3. To use the quadratic formula, the coefficients are: a = 2, b = -1 and c = 10. However, the discriminant, i. e., b^2 -4(a)(c) is negative, therefore, there is no real solution.

4. You have to use the quadratic formula, with a = 4, b = 3 and c = -10, as follows:

`x = (-b \pm √(b^2 - 4(a)(c)))/(2(a))`

`x = (-3 \pm √(3^2 - 4(4)(-10)))/(2(4))`

`x = (-3 \pm √(169))/(8)`

`x_1 = (-3 + 13)/(8)`

`x_1 = (5)/(4)`

`x_2 = (-3 - 13)/(8)`

`x_2 = -2`

5. Rewriting the formula, so that all the terms are on one side and ordering the polynomial expression, gives: -x2-6x+27=0. Here a = -1, b = -6 and c = 27. Using the quadratic formula gives

`x = (-b \pm √(b^2 - 4(a)(c)))/(2(a))`

`x = (6 \pm √(6^2 - 4(-1)(27)))/(2(-1))`

`x = (6 \pm √(144))/(-2)`

`x_1 = (6 + 12)/(-2)`

`x_1 = -9`

`x_2 = (6 - 12)/(-2)`

`x_2 = 3`

6. When the second grade polynomial has all of its coefficients (a, b and c) different than zero, like this case, the best method for solving the equation is the quadratic formula .

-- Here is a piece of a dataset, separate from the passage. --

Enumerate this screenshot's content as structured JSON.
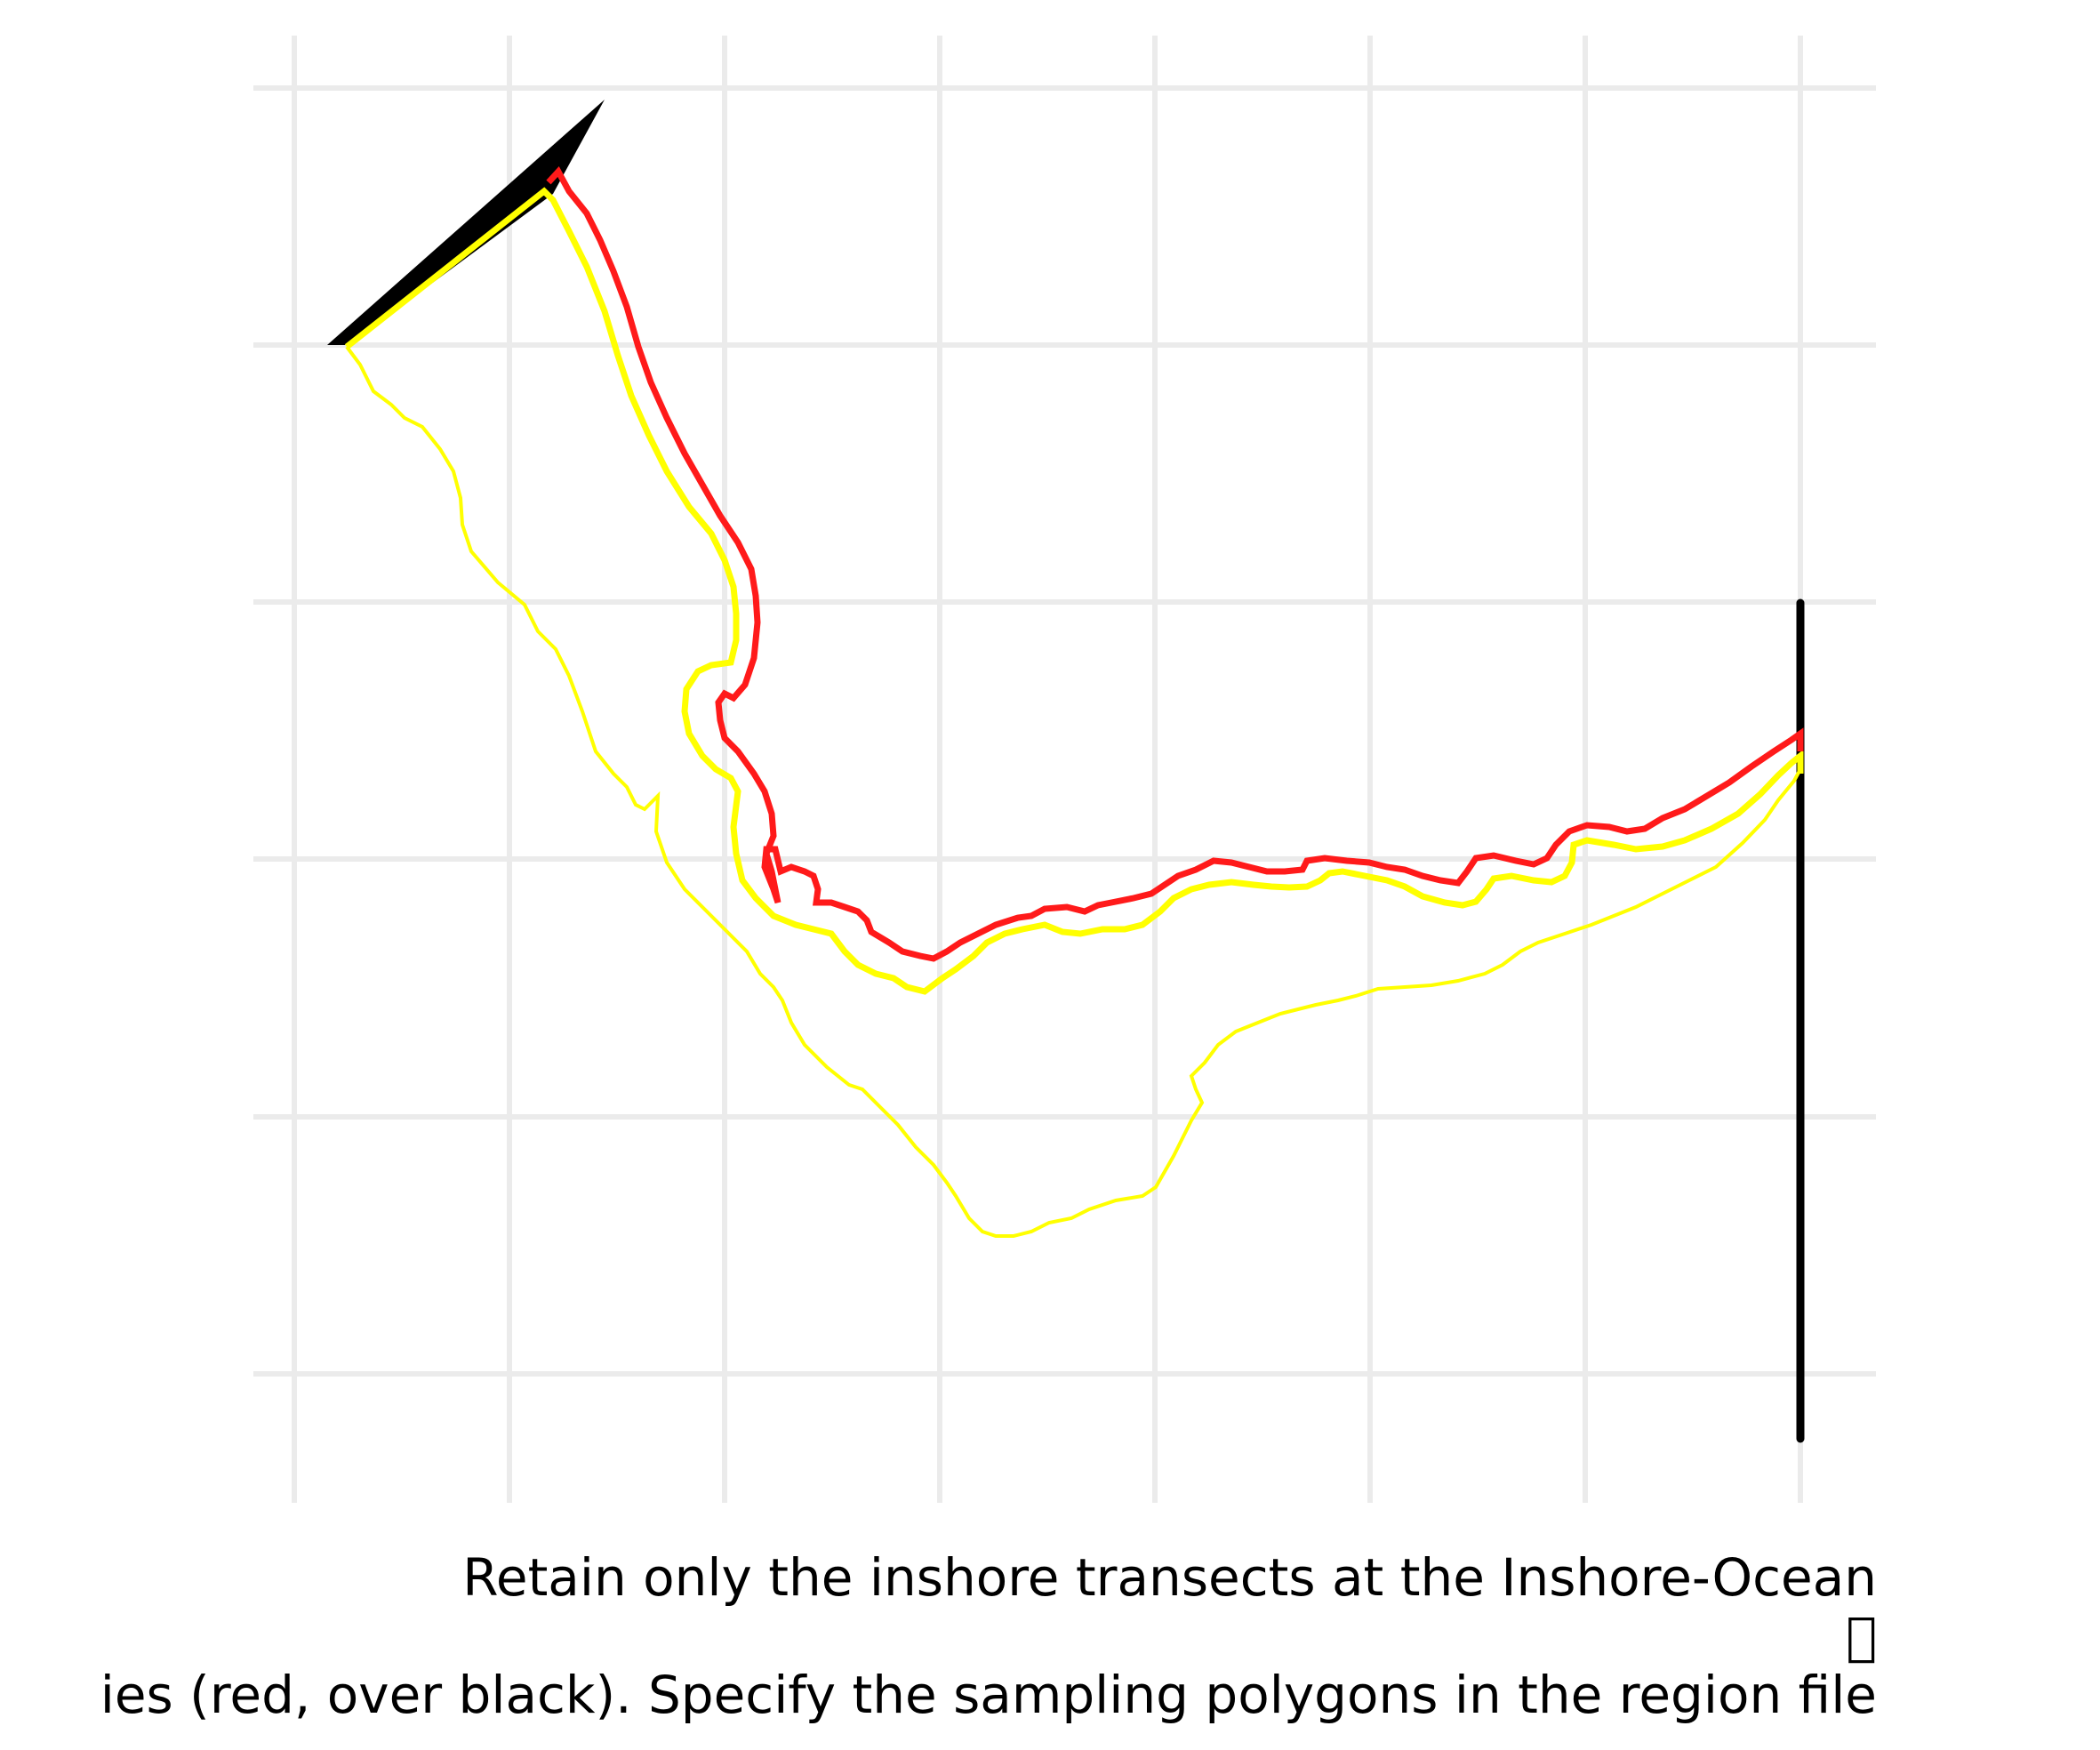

7. When the discriminant is greater than zero, there are two different solutions and when it is equal to zero, it has one double solution.

The discriminant for this case is 7^2 - 4(5)(-4) = 129. So, there are two different solutions .

8. Let's call the sides of the rectangle a and b.

perimeter formula: 2a + 2b = 54 cm (eq. 1)

area formula: (a)(b) = 176 cm2 (eq. 2)

Isolating a in equation 1, gives (units are omitted):

2a + 2b = 54

2a = 54 - 2b

a = 27 - b (eq. 3)

Replacing equation 3 into equation 2, gives (units are omitted):

(a)(b) = 176

(27 - b)(b) = 176

-b^2 + 27b - 176 = 0

Using quadratic formula, we get

`x = (-27 \pm √(27^2 - 4(-1)(-176)))/(2(-1))`

`x = (-27 \pm √(25))/(-2)`

`x_1 = (-27 + 5)/(-2)`

`x_1 = 11`

`x_2 = (-27 - 5)/(-2)`

`x_2 = 16`

Then, there are two possible values for b, 11 cm and 16 cm. Replacing these values into equation 3 gives:

a = 27 - 11 = 16 cm

a = 27 - 16 = 11 cm

Therefore, the two sides are 11 cm and 16 cm long, despite their names.